Эти моменты с морской львицей священны. Я чувствую к ней привязанность не меньше объёма энциклопедии. У меня появляется безумное желание нырнуть в воду и порезвиться с ней. Не было большего доказательства любви к Даниэлю, чем отвести его в пещеру — только так и можно было дать понять ему о моих чувствах. Пинкойя лежала на солнце, и, едва меня увидев, нырнула в море, чтобы подплыть и поздороваться, хотя теперь животное держалось на определённом расстоянии, изучая Даниэля, и, в конце концов, вернулось к скалам, обидевшись на то, что я привела сюда незнакомца. Потребуется много времени, чтобы снова завоевать её уважение.

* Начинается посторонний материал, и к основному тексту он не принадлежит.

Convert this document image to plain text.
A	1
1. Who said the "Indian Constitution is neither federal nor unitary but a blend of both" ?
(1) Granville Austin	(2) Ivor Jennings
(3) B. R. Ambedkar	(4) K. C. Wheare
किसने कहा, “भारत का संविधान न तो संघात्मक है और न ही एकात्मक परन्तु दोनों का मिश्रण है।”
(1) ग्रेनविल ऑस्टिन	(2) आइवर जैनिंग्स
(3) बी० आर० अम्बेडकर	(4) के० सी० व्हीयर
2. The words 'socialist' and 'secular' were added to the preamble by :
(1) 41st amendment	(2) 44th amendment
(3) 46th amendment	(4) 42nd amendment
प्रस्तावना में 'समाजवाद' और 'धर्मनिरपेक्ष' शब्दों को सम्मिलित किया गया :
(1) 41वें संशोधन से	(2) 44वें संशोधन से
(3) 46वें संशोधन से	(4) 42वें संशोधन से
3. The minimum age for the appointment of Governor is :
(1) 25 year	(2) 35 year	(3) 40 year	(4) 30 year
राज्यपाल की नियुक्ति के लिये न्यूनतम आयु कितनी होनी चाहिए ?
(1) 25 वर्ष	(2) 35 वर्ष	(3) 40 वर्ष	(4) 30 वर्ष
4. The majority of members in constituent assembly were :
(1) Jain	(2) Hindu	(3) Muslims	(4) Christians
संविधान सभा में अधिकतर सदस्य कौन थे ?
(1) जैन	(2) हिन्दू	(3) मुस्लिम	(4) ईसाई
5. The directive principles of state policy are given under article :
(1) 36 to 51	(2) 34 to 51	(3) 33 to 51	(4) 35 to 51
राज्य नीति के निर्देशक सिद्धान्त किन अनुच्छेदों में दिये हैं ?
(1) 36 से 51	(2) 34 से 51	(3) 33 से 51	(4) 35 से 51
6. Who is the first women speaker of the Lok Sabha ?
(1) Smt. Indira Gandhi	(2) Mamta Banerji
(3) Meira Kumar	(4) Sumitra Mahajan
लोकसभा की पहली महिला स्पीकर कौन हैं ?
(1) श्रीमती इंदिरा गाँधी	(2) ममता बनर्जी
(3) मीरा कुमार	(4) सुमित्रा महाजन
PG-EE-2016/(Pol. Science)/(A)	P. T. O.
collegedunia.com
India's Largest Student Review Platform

Когда, около часа дня, мы вернулись в деревню, Хуанито и Педро с тревогой ждали нас на пристани с новостями о том, что у Асусены началось сильное кровотечение в доме Мануэля, куда она пошла убираться. Мануэль нашел её уже в луже крови и вызвал полицейских со своего мобильного телефона, которые приехали на джипе и забрали Асусену. Хуанито сказал, что теперь девушка находится в полицейском участке, ожидая машину скорой помощи.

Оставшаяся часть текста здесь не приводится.